Hacker News new | ask | show | jobs
by Euphorbium 543 days ago
Did they calculate embeddings for the entire archive? That must have cost a fortune.
3 comments

Arxiv has about 2.6M articles, assuming about 10 pages per article, that's 26M pages. According to OpenAI, their cheapest embedding model (text-embedding-3-small) costs a dollar for 62.5K pages. So the price for calculating embedding for the whole Arxiv is about $416.

I think doing it locally with an open source model would be a lot cheaper as well. Especially because they wouldn't have to keep using OpenAI's API for each new query.

Edit: I overlooked the about page (https://searchthearxiv.com/about), seems like they *are* using OpenAI's API, but they only have 300K papers indexed, use an older embedding model, and only calculate embeddings on the abstract. So this should be pretty cheap.

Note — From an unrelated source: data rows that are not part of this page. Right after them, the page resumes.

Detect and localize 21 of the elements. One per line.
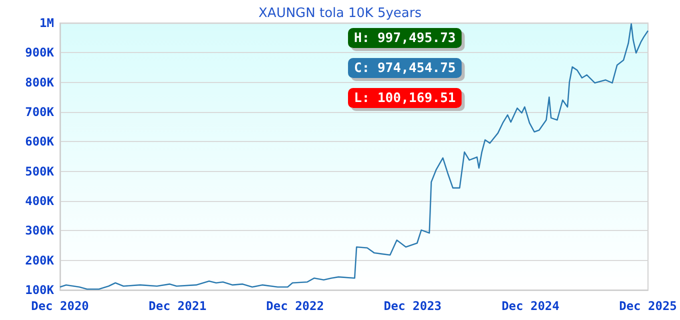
y-tick-label: 800K [25, 75, 55, 90]
x-tick-label: Dec 2022 [266, 299, 324, 313]
chart-title: XAUNGN tola 10K 5years [258, 6, 422, 21]
annotation: L: 100,169.51 [354, 91, 456, 106]
x-tick-label: Dec 2025 [619, 299, 677, 313]
y-tick-label: 300K [25, 224, 55, 238]
y-tick-label: 200K [25, 253, 55, 268]
y-tick-label: 600K [25, 134, 55, 149]
line-series [59, 23, 649, 290]
y-tick-label: 100K [25, 283, 55, 297]
annotation: H: 997,495.73 [354, 31, 456, 46]
y-tick-label: 700K [25, 105, 55, 119]
y-tick-label: 500K [25, 164, 55, 178]
annotation: C: 974,454.75 [354, 61, 456, 76]
x-tick-label: Dec 2021 [148, 299, 206, 313]
x-tick-label: Dec 2020 [31, 299, 89, 313]
y-tick-label: 900K [25, 46, 55, 60]
y-tick-label: 1M [40, 16, 54, 30]
y-tick-label: 400K [25, 194, 55, 208]
x-tick-label: Dec 2023 [384, 299, 442, 313]
x-tick-label: Dec 2024 [502, 299, 560, 313]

Embeddings are very cheap to generate
What are embeddings and why are they expensive?
Embeddings are vectors of chunks of documents, lists of 1024 (depending on a model) float numbers that represent that short snippet of text. This kind of search works by finding the most similar vectors, calculating them cost fractions of the cent, but when you need to do it billions to trillions of times, it adds up.
You could likely calculate them all on a modern MacBook easily enough.

Searching the embeddings is a different problem, but there are lots of specialised databases that can make it efficient.

You can, but it is a scale problem. Doing that would take an unreasonable amount of time at this scale.